Le rapport au corps des personnes trans est différent selon les personnes, et souvent on le lie au genre, à comment on s'identifie (comme homme ou femme ou non-binaire) alors qu'en fait ça n'a rien à voir. Ca, c'est parce que le discours cissexiste de la société (le discours qui ne reconnait que l'existence des gens cis et efface l'existence des gens trans, qui dit que les personnes trans ne devraient pas exister et qui fait tout pour qu'elles n'existent pas - pour la société, mieux vaut des morts que des trans, franchement) tient une vision essentialiste des corps : les femmes ont forcément des seins et un vagin, les hommes ont forcément un pénis. Toute personne qui sort de ce modèle-là subit beaucoup de violences, tant symboliques ou au niveau des représentations, dans l'image qu'on donne des gens à la télé et dans le monde, et qui nie son existence, que concrètes : on est violent avec les personnes trans tout court, dans l'espace public quand on les reconnait comme trans on tente de les frapper ou on les frappe, et cela est d'autant plus vrai quand ces personnes trans se retrouvent dans un lieu où elles ne "devraient" pas être, comme les toilettes ou les vestiaires, où leur existence et leur présence remet en question de façon plus criante encore le mensonge du discours cissexiste de la société.
Et une personne trans qui rentre très bien dans le moule, une femme trans qui a des boobs et un vagin, et que personne ne soupçonnerait d'être trans, reste trans quand même : parce que son existence reste précaire. Naviguer des espaces genrés comme les toilettes publiques reste et restera toujours dangereux pour elle. Elle aura toujours des problèmes avec l'administration publique qui va se battre pour ne pas avoir à reconnaître son genre. Et puis elle aura toujours un passé. Elle aura toujours grandi dans un environnement transphobe, elle aura toujours du composer avec, elle aura toujours fait des diplômes, des cours à l'école, des choses, n'importe quoi, dans le genre qu'on lui avait imposé, et ça peut toujours remonter, et surtout, elle se sera toujours construite et elle aura toujours grandi en sachant que son identité n'était pas la bienvenue dans la société, et elle saura que tous les discours transphobes de la société et de son entourage s'appliquent à elle, même si son entourage n'est au courant de rien.

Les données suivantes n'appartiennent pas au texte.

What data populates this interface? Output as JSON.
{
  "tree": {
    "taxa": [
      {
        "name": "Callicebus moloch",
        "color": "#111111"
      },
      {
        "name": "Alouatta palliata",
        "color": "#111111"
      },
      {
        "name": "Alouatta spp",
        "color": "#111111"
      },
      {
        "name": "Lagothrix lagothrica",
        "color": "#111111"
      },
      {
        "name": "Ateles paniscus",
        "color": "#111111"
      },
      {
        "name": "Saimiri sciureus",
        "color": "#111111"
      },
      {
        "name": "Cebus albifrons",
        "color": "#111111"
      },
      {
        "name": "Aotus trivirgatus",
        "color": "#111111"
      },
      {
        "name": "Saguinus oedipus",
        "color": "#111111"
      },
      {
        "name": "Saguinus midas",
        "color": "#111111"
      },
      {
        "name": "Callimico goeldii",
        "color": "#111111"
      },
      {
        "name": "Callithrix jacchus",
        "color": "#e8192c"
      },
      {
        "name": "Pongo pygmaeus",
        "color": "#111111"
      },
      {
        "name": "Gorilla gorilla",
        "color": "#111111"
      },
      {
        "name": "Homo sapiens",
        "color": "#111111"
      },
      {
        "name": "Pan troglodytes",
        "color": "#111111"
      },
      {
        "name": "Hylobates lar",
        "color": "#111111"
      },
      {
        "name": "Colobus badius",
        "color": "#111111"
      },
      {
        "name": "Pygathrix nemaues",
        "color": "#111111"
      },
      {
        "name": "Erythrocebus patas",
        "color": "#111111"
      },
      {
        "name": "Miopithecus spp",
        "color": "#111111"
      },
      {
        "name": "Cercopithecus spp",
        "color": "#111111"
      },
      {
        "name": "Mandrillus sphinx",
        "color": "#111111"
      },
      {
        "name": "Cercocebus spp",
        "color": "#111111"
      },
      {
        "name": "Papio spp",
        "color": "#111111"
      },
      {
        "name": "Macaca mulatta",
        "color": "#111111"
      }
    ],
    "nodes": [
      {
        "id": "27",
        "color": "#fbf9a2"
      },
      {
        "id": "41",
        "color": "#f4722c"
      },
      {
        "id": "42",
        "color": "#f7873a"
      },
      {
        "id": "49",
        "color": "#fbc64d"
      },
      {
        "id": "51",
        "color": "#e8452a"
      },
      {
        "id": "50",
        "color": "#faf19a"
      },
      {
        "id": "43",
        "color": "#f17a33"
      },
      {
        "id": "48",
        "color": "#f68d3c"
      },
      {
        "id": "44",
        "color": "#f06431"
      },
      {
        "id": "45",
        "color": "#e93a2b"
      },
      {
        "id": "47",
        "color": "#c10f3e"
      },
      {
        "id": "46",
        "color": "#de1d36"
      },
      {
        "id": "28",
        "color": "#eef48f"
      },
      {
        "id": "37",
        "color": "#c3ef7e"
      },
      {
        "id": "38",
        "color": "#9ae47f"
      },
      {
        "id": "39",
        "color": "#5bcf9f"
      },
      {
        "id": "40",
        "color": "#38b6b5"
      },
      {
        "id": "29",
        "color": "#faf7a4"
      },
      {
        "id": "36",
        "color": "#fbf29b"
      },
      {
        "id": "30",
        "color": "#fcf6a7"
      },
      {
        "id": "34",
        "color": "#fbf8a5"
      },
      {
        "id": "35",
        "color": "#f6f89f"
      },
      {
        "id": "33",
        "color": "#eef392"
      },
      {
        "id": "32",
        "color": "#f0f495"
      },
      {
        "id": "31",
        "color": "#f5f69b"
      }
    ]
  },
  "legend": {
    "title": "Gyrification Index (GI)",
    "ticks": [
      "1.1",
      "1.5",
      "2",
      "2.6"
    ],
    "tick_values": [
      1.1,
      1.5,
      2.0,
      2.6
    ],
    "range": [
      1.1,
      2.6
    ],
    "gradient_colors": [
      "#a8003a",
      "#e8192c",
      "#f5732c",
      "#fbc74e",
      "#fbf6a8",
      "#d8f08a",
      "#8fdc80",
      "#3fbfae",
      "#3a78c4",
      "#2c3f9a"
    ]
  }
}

C'est un peu beaucoup fouilli, j'en suis désolée
je m'excuse aussi si le ton semble un peu sec ou dur, je ne suis pas fâchée, juste fatiguée (à cause de difficultés actuelles dans ma vie) mais le sujet m'intéresse et j'avais envie de participer tout de même, même si je ne peux participer qu'à la hauteur de mes moyens actuels, et que je ne peux pas faire un post aussi clair et lisible que d'habitude. N'hésitez pas à demander si certains points vous paraissent encore obscurs.